PP: You are supposed to fry the moccasin live, as crabs and lobsters are boiled live. They are harder to handle than the crab. Also, they tend to curl up when they hit the oil.  Moccasins are rather benign-acting, really. The vipers in general are, because of the firepower.

ER: What's that making all that commotion in the duckweed? 

PP: Sounds like a snake with a frog. Nope. It's baby alligators. They're striped when they're young. Hear that? That little oinking?  That's a baby alligator.

ER: Does that mean there's a mama nearby?

PP: Yeah, and you'd find her, too, if you get in the water.

ER: There was a bird there a second ago and now there's not a bird there.  The bird is in the death roll. It's been taken under by the gator.

PP: There's your bird. Got free of the death roll. (Points to heron flying in to land.)

ER: Talk a little about a formative nature experience you've had.

PP: I once took a live grill in a canoe through the Okefenokee swamp. Kept it hot in the boat for a week. Baking a cake. After a week it was still gooey.  When the moccasin curls up and stiffens from the cooking you can't get him straight again to lie nicely in the bread.  A good long Italian loaf or baguette is what you want.  Matched to the snake--you know, three-foot snake, three-foot bread.  The snake must be cooked very hard to dissolve the bones some and make sure the organs are fixed.

ER: You don't gut it?
PP: You can't if you are cooking him live. Would you want to try to gut one alive?  Didn't you tell me your uncle let you get bit by a copperhead?  A moccasin is a copperhead to the third power.

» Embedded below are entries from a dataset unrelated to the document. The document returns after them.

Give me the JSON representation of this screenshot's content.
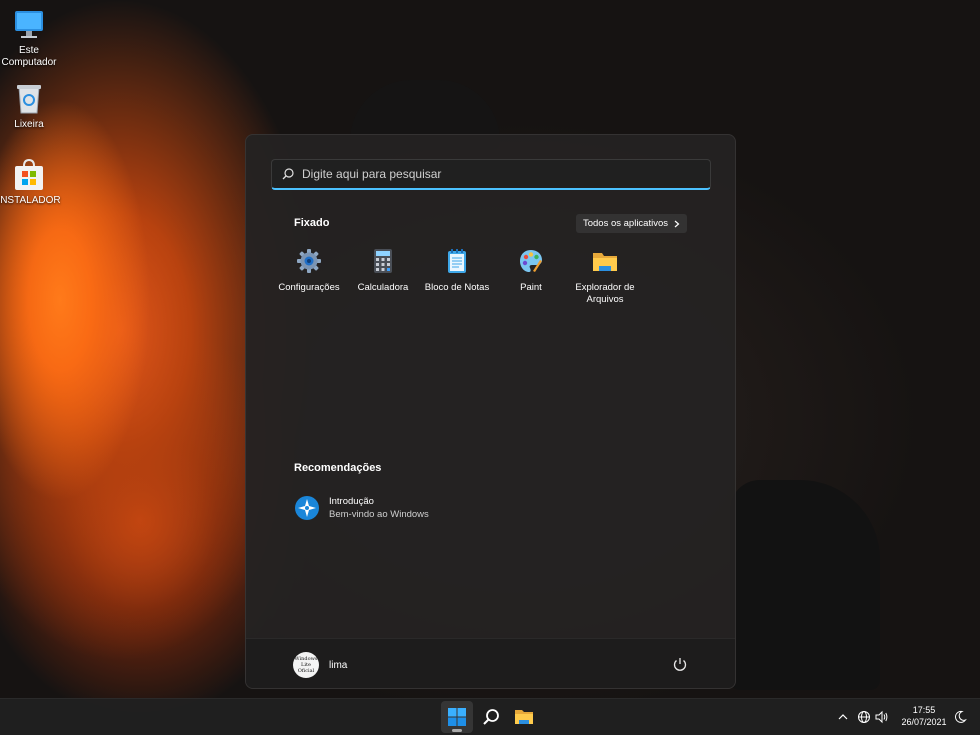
{
  "desktop": {
    "icons": [
      {
        "label": "Este Computador",
        "icon": "monitor-icon"
      },
      {
        "label": "Lixeira",
        "icon": "recycle-bin-icon"
      },
      {
        "label": "INSTALADOR",
        "icon": "store-bag-icon"
      }
    ]
  },
  "start_menu": {
    "search_placeholder": "Digite aqui para pesquisar",
    "pinned_title": "Fixado",
    "all_apps_label": "Todos os aplicativos",
    "pinned_apps": [
      {
        "label": "Configurações",
        "icon": "gear-icon"
      },
      {
        "label": "Calculadora",
        "icon": "calculator-icon"
      },
      {
        "label": "Bloco de Notas",
        "icon": "notepad-icon"
      },
      {
        "label": "Paint",
        "icon": "paint-palette-icon"
      },
      {
        "label": "Explorador de Arquivos",
        "icon": "folder-icon"
      }
    ],
    "recommended_title": "Recomendações",
    "recommended": [
      {
        "title": "Introdução",
        "subtitle": "Bem-vindo ao Windows",
        "icon": "get-started-icon"
      }
    ],
    "user": {
      "name": "lima",
      "avatar_text": "Windows Lite Oficial"
    }
  },
  "taskbar": {
    "buttons": [
      "start-icon",
      "search-icon",
      "file-explorer-icon"
    ],
    "clock": {
      "time": "17:55",
      "date": "26/07/2021"
    }
  },
  "colors": {
    "accent": "#4cc2ff",
    "menu_bg": "#242222",
    "taskbar_bg": "#202020"
  }
}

ER: Why do you have a trebuchet in your yard?

PP: My daughter was running with a handy Lake City boy and she got him to build me one.  If you ever get access to one, throw a milk jug filled with gasoline.  Tie a rag wick about a foot from the jug, something that won't blow out.  The mushroom cloud from the explosion will be perfect, black, and the size of a two-story house.  Environmentalists who see this will drive to go get more gas.  People will pee in their pants a little and laugh with each explosion.  They will make suggestions for loading the trebuchet faster.